Last time, we looked at an example reinforcement problem that balanced an object in space following  [this tutorial](https://youtu.be/cO5g5qLrLSo).

In this lab, you will choose a reinforcement learning problem to explore. Here are some suggestions for problems that you can investigate.

1. Solving the Lunar Landing Problem using Stable Baselines algorithm: [tutorial](https://youtu.be/nRHjymV2PX8), [code on github](https://github.com/nicknochnack/StableBaselinesRL).
2. Solving one of these three RL problems: project Atari, autonomous driving, as well as building a custom environment: [tutorial](https://youtu.be/Mut_u40Sqz4), [code on github](https://github.com/nicknochnack/ReinforcementLearningCourse).
3. **(Advanced)** Datasets for Deep Data-Driven Reinforcement Learning (D4RL): [environments description](https://sites.google.com/view/d4rl/home), [code on github](https://github.com/rail-berkeley/d4rl).

**Note:** This is a rough guide with the general mains steps in a reinforcement learning program.
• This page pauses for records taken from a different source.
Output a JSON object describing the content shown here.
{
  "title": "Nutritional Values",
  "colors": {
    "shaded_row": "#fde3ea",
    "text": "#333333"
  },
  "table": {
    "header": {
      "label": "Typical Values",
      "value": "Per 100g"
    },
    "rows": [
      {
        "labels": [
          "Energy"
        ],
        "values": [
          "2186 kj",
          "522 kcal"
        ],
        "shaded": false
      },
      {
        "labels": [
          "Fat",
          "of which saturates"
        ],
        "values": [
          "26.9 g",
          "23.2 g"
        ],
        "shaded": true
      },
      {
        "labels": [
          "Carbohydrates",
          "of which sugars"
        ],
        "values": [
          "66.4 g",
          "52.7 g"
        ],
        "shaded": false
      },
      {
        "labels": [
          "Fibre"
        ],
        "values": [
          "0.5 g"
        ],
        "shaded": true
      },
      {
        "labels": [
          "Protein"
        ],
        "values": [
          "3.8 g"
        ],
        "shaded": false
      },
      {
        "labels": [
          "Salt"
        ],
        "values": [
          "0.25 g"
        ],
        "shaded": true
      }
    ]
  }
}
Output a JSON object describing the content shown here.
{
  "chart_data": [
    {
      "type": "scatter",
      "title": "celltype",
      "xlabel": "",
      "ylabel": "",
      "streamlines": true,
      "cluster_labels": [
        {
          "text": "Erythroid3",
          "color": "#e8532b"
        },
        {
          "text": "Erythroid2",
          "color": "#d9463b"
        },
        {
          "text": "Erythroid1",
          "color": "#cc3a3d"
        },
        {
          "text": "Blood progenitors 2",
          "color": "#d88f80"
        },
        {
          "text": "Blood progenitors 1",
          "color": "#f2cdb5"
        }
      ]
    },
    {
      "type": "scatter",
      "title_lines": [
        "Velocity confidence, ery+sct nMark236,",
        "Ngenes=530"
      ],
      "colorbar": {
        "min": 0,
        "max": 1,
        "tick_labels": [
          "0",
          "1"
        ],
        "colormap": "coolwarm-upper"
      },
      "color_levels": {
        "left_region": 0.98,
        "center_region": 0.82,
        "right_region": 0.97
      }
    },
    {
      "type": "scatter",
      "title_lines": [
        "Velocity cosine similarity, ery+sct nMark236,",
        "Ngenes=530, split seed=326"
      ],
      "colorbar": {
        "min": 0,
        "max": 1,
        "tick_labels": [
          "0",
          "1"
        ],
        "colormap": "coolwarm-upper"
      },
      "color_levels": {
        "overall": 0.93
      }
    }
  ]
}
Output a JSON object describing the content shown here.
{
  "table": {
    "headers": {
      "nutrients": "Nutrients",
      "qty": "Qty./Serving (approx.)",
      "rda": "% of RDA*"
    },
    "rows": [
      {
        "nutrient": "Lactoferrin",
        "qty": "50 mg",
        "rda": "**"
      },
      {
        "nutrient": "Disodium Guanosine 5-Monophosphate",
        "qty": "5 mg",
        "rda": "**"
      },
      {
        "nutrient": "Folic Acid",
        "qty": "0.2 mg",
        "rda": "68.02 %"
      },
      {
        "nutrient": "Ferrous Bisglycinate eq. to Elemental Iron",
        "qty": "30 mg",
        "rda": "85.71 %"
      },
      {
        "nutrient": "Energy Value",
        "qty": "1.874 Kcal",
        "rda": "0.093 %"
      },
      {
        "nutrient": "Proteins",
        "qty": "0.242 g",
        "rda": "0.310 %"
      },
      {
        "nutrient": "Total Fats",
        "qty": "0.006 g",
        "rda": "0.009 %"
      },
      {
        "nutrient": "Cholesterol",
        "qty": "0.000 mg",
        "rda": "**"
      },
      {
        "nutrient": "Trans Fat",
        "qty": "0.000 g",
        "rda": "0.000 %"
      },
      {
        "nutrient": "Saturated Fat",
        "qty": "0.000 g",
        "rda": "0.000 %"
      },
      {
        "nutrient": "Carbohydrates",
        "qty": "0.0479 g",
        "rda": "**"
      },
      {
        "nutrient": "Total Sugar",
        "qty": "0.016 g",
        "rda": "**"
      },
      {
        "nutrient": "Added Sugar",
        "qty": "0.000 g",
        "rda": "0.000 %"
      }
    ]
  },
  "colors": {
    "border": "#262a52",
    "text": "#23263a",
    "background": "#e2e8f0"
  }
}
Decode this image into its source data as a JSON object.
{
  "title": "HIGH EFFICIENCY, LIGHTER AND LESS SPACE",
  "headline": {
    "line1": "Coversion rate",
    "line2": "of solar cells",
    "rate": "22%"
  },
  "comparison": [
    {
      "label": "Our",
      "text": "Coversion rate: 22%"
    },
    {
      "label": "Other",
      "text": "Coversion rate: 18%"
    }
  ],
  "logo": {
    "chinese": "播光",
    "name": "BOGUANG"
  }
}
Please add more sections as your implementation requires, with comments describing each section.

# Problem description
Enter in the text cell below the problem that you chose to solve with reinforcement learning.

#Project Atari

# **Build an RL environment**

Import packages

Note: Please inform the TA of any additional packages that you need to install for the problem that you selected.

In [3]:
import gym 
from stable_baselines3 import A2C
from stable_baselines3.common.vec_env import VecFrameStack
from stable_baselines3.common.evaluation import evaluate_policy
from stable_baselines3.common.env_util import make_atari_env
import os

Create the environment.

In [4]:
environment_name = "Breakout"
env = gym.make(environment_name)


Error: Attempted to look up malformed environment ID: b'Breakout'. (Currently all IDs must be of the form ^(?:[\w:-]+\/)?([\w:.-]+)-v(\d+)$.)

Test the environment with random choice.

In [2]:
# Trigger Ed's X display
!xdpyinfo

# Add your code here to display the environment with random choice
episodes = 5
for episode in range(1, episodes+1):
    state = env.reset()
    done = False
    score = 0 
    
    while not done:
        env.render()
        action = env.action_space.sample()
        n_state, reward, done, info = env.step(action)
        score+=reward
    print('Episode:{} Score:{}'.format(episode, score))
env.close()

env.action_space.sample()

env.observation_space.sample()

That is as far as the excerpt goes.